The TV show Breaking Bad is a great example of a story where the idea of something called a super-objective comes into play. A super-objective is something you as the author know about your character, which the character may not even know about him/herself. It’s the character’s greatest wish in life. The aim of his life.
One of the reasons Breaking Bad captivated people so much was because the main character, Walter White, had a strong super-objective of which he himself was entirely unaware. He starts cooking meth because he thinks all he wants to do is make enough money to pay for his cancer treatments. But soon, that’s not enough. White wants more and more money … and power. He wants a hell of a lot, which is a surprise, because heretofore Walter White has been such an unassuming character. He didn’t seem like he “had it in him.”
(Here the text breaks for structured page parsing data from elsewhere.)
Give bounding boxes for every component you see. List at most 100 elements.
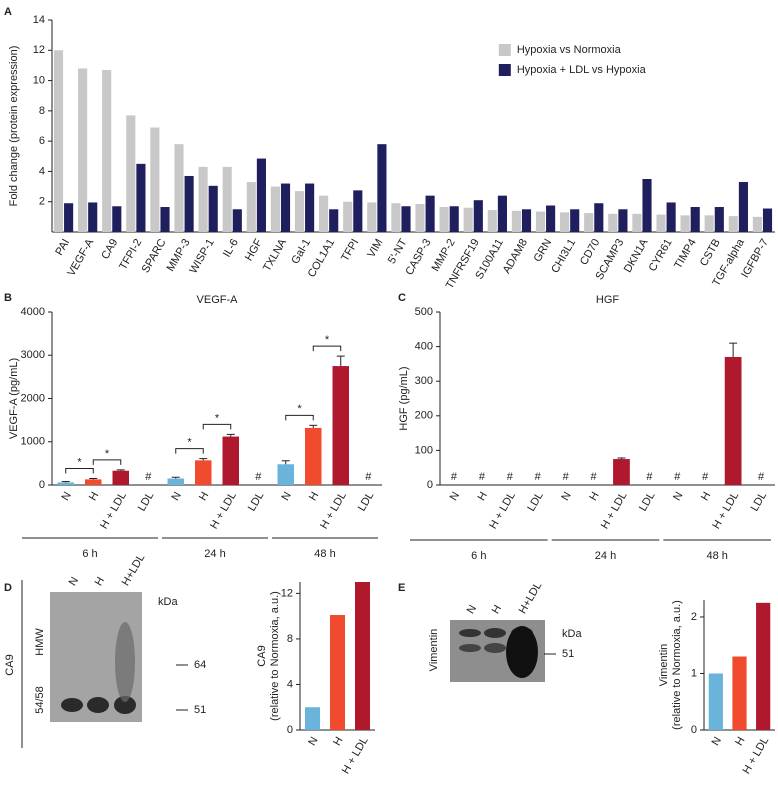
- y-tick-label: 4: [287, 678, 293, 690]
- bar: [195, 460, 212, 485]
- bar: [762, 208, 773, 232]
- x-tick-label: CD70: [578, 237, 602, 267]
- bar: [222, 166, 232, 232]
- bar: [756, 602, 771, 730]
- blot-band: [114, 696, 136, 714]
- bar: [256, 158, 266, 232]
- bar: [305, 183, 315, 232]
- bar: [126, 115, 136, 232]
- y-tick-label: 8: [287, 633, 293, 645]
- value-label: #: [646, 471, 653, 483]
- y-axis-label: (relative to Normoxia, a.u.): [269, 591, 281, 721]
- bar: [584, 213, 594, 232]
- x-tick-label: H + LDL: [208, 490, 239, 531]
- bar: [708, 673, 723, 730]
- y-tick-label: 0: [427, 479, 433, 491]
- bar: [85, 479, 102, 485]
- bar: [208, 185, 218, 232]
- blot-band: [459, 629, 481, 637]
- group-label: 48 h: [314, 548, 335, 560]
- bar: [88, 202, 98, 232]
- x-tick-label: LDL: [637, 490, 657, 513]
- bar: [656, 214, 666, 232]
- y-axis-label: Fold change (protein expression): [8, 46, 20, 207]
- bar: [294, 191, 305, 232]
- x-tick-label: H + LDL: [318, 490, 349, 531]
- bar: [112, 470, 129, 485]
- x-tick-label: SPARC: [140, 237, 169, 275]
- x-tick-label: TXLNA: [261, 236, 289, 273]
- bar: [280, 183, 291, 232]
- value-label: #: [758, 471, 765, 483]
- significance-label: *: [187, 437, 192, 449]
- marker-label: 64: [194, 659, 206, 671]
- bar: [305, 707, 320, 730]
- significance-bracket: [312, 345, 342, 352]
- bar: [222, 436, 239, 485]
- protein-label: CA9: [4, 654, 16, 675]
- bar: [355, 582, 370, 730]
- group-label: 24 h: [204, 548, 225, 560]
- x-tick-label: TFPI: [339, 237, 361, 264]
- bar: [377, 144, 387, 232]
- bar: [160, 207, 170, 232]
- x-tick-label: N: [279, 490, 293, 503]
- x-tick-label: H: [476, 490, 490, 503]
- y-tick-label: 500: [415, 306, 433, 318]
- y-axis-label: HGF (pg/mL): [398, 366, 410, 430]
- lane-label: N: [465, 603, 479, 616]
- significance-label: *: [325, 334, 330, 346]
- chart-title: VEGF-A: [197, 294, 239, 306]
- y-tick-label: 3000: [21, 349, 45, 361]
- x-tick-label: HGF: [243, 237, 265, 263]
- group-label: 24 h: [595, 550, 616, 562]
- bar: [724, 356, 742, 485]
- y-axis-label: CA9: [256, 645, 268, 666]
- x-tick-label: LDL: [356, 490, 376, 513]
- lane-label: H+LDL: [517, 580, 545, 616]
- bar: [270, 186, 280, 232]
- bar: [167, 478, 184, 485]
- value-label: #: [451, 471, 458, 483]
- bar: [594, 203, 604, 232]
- x-tick-label: LDL: [246, 490, 266, 513]
- group-label: 48 h: [706, 550, 727, 562]
- panel-label: B: [4, 292, 12, 304]
- significance-bracket: [175, 448, 204, 454]
- x-tick-label: H: [197, 490, 211, 503]
- bar: [560, 212, 570, 232]
- y-tick-label: 12: [33, 44, 45, 56]
- bar: [330, 615, 345, 730]
- bar: [613, 459, 630, 485]
- y-tick-label: 1000: [21, 436, 45, 448]
- x-tick-label: N: [671, 490, 685, 503]
- bar: [570, 209, 580, 232]
- bar: [343, 201, 353, 232]
- x-tick-label: H: [307, 490, 321, 503]
- group-label: 6 h: [471, 550, 486, 562]
- chart-title: HGF: [596, 294, 620, 306]
- value-label: #: [255, 471, 262, 483]
- group-label: 6 h: [82, 548, 97, 560]
- row-label: 54/58: [34, 686, 46, 714]
- y-tick-label: 4000: [21, 306, 45, 318]
- value-label: #: [674, 471, 681, 483]
- lane-label: H+LDL: [120, 552, 148, 588]
- significance-bracket: [65, 468, 94, 474]
- y-tick-label: 2: [691, 611, 697, 623]
- x-tick-label: N: [559, 490, 573, 503]
- bar: [690, 207, 700, 232]
- bar: [497, 195, 507, 232]
- lane-label: N: [67, 575, 81, 588]
- blot-band: [459, 644, 481, 652]
- blot-band: [87, 697, 109, 713]
- value-label: #: [702, 471, 709, 483]
- bar: [57, 482, 74, 485]
- y-tick-label: 12: [281, 587, 293, 599]
- blot-band: [61, 698, 83, 712]
- legend-label: Hypoxia vs Normoxia: [517, 44, 622, 56]
- y-tick-label: 100: [415, 444, 433, 456]
- bar: [425, 195, 435, 232]
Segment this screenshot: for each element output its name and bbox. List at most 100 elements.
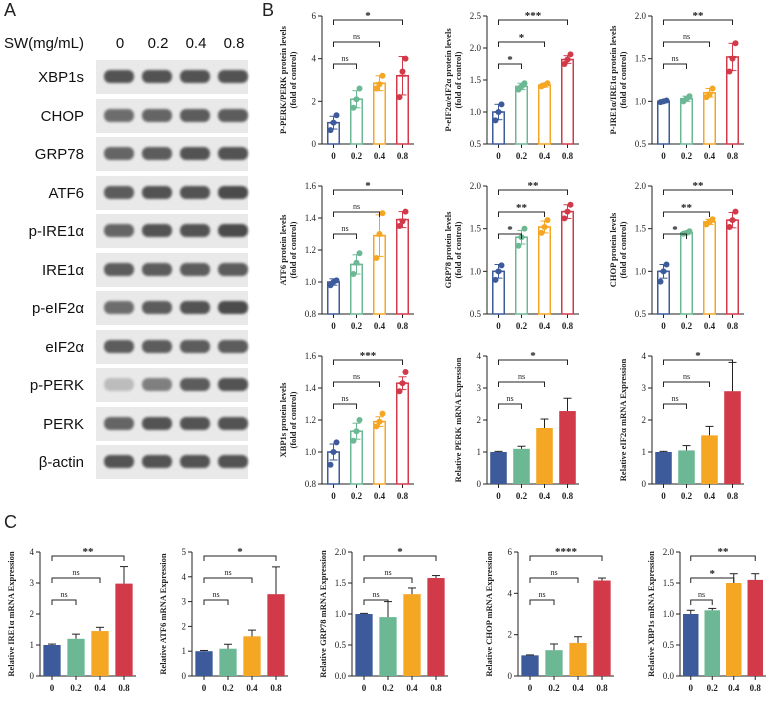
y-tick-label: 2 (312, 96, 317, 106)
bar (91, 631, 109, 676)
bar (67, 638, 85, 676)
y-tick-label: 5 (182, 547, 187, 557)
x-tick-label: 0 (331, 321, 336, 331)
blot-band (104, 455, 134, 468)
y-axis-label: Relative eIF2α mRNA Expression (618, 359, 628, 482)
blot-band (104, 378, 134, 391)
blot-band (142, 185, 172, 199)
significance-label: * (672, 224, 678, 236)
data-point (333, 112, 340, 119)
bar (396, 218, 409, 315)
blot-protein-label: XBP1s (38, 69, 84, 86)
y-tick-label: 1.0 (470, 266, 482, 276)
bar (396, 382, 409, 485)
y-tick-label: 1.2 (305, 245, 316, 255)
y-tick-label: 0.0 (663, 671, 675, 681)
significance-bracket (203, 555, 277, 561)
bar (490, 452, 507, 484)
y-tick-label: 4 (508, 588, 513, 598)
bar (515, 236, 528, 315)
blot-band (104, 147, 134, 160)
significance-label: * (710, 568, 716, 580)
blot-row: IRE1α (0, 252, 252, 287)
significance-bracket (663, 63, 687, 69)
x-tick-label: 0.2 (516, 151, 528, 161)
bar (396, 74, 409, 145)
x-tick-label: 0.8 (727, 321, 739, 331)
bar (655, 452, 672, 484)
y-tick-label: 2.0 (635, 181, 647, 191)
bar (350, 263, 363, 315)
significance-label: ** (718, 546, 730, 558)
blot-protein-label: p-IRE1α (28, 223, 84, 240)
y-axis-label: Relative IRE1α mRNA Expression (6, 551, 16, 677)
western-blot-panel: SW(mg/mL) 0 0.2 0.4 0.8 XBP1s CHOP GRP78 AT… (0, 0, 252, 490)
x-tick-label: 0 (661, 491, 666, 501)
significance-label: ns (224, 568, 231, 577)
y-tick-label: 2 (642, 415, 647, 425)
significance-bracket (498, 233, 522, 239)
x-tick-label: 0.2 (382, 683, 394, 693)
bar (379, 617, 397, 676)
data-point (544, 217, 551, 224)
y-axis-label: Relative XBP1s mRNA Expression (646, 551, 656, 677)
x-tick-label: 0.8 (397, 151, 409, 161)
blot-band (104, 185, 134, 199)
blot-band (218, 301, 248, 314)
x-tick-label: 0 (689, 683, 694, 693)
y-tick-label: 6 (312, 11, 317, 21)
concentration-label: 0.8 (223, 35, 245, 52)
data-point (515, 242, 522, 249)
blot-band (180, 224, 210, 237)
significance-bracket (690, 577, 735, 583)
y-tick-label: 0.5 (663, 640, 675, 650)
blot-band (104, 416, 134, 430)
significance-bracket (333, 233, 357, 239)
blot-protein-label: GRP78 (34, 146, 84, 163)
significance-bracket (333, 63, 357, 69)
significance-label: ** (83, 546, 95, 558)
significance-bracket (529, 555, 603, 561)
y-axis-label: (fold of control) (453, 221, 463, 278)
y-tick-label: 1.0 (305, 277, 317, 287)
y-tick-label: 4 (642, 351, 647, 361)
bar (726, 56, 739, 145)
y-tick-label: 1 (477, 447, 482, 457)
blot-protein-label: eIF2α (45, 338, 84, 356)
bar (492, 270, 505, 315)
data-point (567, 201, 574, 208)
significance-label: ns (353, 202, 360, 211)
data-point (521, 225, 528, 232)
y-tick-label: 1.0 (635, 266, 647, 276)
x-tick-label: 0.2 (681, 151, 693, 161)
bar (538, 226, 551, 315)
significance-label: ** (516, 202, 528, 214)
blot-protein-label: ATF6 (48, 184, 84, 202)
y-tick-label: 2.0 (470, 181, 482, 191)
x-tick-label: 0 (661, 321, 666, 331)
significance-label: ns (72, 568, 79, 577)
y-tick-label: 1.6 (305, 181, 317, 191)
bar (701, 435, 718, 484)
bar (327, 281, 340, 315)
y-axis-label: (fold of control) (453, 51, 463, 108)
blot-band (218, 108, 248, 122)
panel-label-b: B (262, 0, 275, 20)
blot-band (142, 147, 172, 160)
data-point (356, 417, 363, 423)
data-point (564, 56, 571, 63)
bar (747, 579, 763, 676)
y-axis-label: P-PERK/PERK protein levels (278, 25, 288, 134)
significance-label: ns (698, 590, 705, 599)
x-tick-label: 0.8 (430, 683, 442, 693)
significance-label: * (507, 54, 513, 66)
data-point (515, 86, 522, 93)
y-tick-label: 1.5 (635, 54, 647, 64)
y-tick-label: 0.5 (635, 139, 647, 149)
significance-bracket (498, 189, 568, 195)
x-tick-label: 0.4 (374, 491, 386, 501)
data-point (657, 278, 664, 285)
y-tick-label: 6 (508, 547, 513, 557)
data-point (356, 250, 363, 257)
x-tick-label: 0 (362, 683, 367, 693)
The series captivates viewers because indeed, the longer we watch it, the more we learn about Walter White. While he insists his objective is just to pay for his cancer treatment, we can tell that’s not his goal at all. He is a man who has been disempowered, stolen from, cheated, and mocked all his life. Now, he wants power. All the power he can get. As viewers (at least at first), we want that for him, too. His true goal in life emerges slowly through the seasons of the show, which is one of the things the authors do to give the story layers. So, if you want to write characters with a lot of depth, consider giving them super-objectives of which they are actually unaware. In other words, what they think they want doesn’t turn out to be what they actually want, deep down.